During my 11 years at Google, I can confidently count the number of times I had to do a “clean build” with one hand: their build system is so robust that incremental builds always work. And when I say always, I really mean always. Phrases like “clean everything and try building from scratch” are unheard of¹. So… you can color me skeptical when someone says—a I’ve recently heard—that incremental build problems are due to bugs in the build files (Makefile, CMakeLists.txt, or what have you) and not due to a suboptimal build system.

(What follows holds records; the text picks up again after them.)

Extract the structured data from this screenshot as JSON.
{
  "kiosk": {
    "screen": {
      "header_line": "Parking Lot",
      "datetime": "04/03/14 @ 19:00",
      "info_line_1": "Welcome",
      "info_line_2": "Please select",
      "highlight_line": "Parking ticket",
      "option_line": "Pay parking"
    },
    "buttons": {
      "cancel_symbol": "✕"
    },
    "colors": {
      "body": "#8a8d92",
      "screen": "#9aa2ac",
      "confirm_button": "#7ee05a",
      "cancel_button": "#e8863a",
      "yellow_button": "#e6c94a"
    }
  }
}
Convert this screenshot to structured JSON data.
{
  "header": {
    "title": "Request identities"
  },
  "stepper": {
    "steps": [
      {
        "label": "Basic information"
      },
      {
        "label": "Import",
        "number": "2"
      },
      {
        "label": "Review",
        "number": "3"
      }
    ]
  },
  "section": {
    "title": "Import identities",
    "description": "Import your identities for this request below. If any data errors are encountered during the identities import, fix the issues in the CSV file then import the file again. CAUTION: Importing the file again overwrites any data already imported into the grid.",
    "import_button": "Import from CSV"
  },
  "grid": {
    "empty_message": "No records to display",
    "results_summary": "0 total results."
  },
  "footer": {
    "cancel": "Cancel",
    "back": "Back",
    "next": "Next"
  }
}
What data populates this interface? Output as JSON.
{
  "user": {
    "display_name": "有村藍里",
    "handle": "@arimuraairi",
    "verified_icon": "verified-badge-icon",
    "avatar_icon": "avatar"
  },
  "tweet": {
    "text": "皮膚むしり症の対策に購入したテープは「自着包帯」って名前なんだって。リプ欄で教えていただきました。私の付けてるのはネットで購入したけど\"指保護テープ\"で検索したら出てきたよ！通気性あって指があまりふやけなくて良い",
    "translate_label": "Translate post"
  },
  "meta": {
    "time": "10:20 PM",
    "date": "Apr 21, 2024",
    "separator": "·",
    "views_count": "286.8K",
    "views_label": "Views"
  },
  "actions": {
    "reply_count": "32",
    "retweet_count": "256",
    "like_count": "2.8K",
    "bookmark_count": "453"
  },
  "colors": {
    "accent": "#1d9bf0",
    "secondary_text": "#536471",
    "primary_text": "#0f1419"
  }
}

And, truth be told, they are right: incremental build failures are indeed caused by bugs in the build files and such bugs abound. The problem is that the vast majority of engineers don’t give a $#!& about the build system. They rightfully want their code to compile, and they’ll do whatever it takes—typically copy/pasting large amounts of code—to coerce the build system into doing what they need. Along this path, they introduce subtle bugs which then lead to strange build problems. Scale that behavior up to tens, hundreds, or thousands of engineers… and any one little bug balloons. Thus the “run a clean build” mantra is born.

The same is true at Google in this regard. While the majority of Google engineers praise their build system, most don’t care about mending it particularly well. These engineers will also copy/paste large amounts of Starlark code just to make things “work”, because this is the reasonable thing for them to do.

And yet… in spite of all the abuse… clean builds are not necessary at Google to keep the machine ~~running~~ building. So, how is this possible? How is Google’s build system resilient to thousands of engineers modifying build files in a gigantic monorepo, most of them without truly understanding what goes under the hood?

The answer lies in the build tool itself: Bazel. Of course Google engineers also make mistakes in their build files. All of us do. But, when those mistakes happen, the build tool refuses to build the code upfront without giving the appearance of success. In other words: the problems that cause incremental builds to fail are real problems and the system surfaces them early on in any build².

To make this possible, the build tool must know, in a fool-proof and perfect manner, when a rule³ (such as a compiler invocation) has to be re-executed. This decision must account for all possible factors that influence the output of the rule.

Sounds simple, right? Indeed it does: this is a very simple concept in theory and most build tools claim to adhere to it. The devil lies in the details, though, and in practice most tools don’t get those details right. But when you do get the tool right, a cultural shift happens. People start trusting that the tool is correct, and when they trust that it is, their expectations and behavior changes. “Do a clean build” is no longer a solution that works, so they get to take a second look at their own build rules, fix them, and learn better practices along the way.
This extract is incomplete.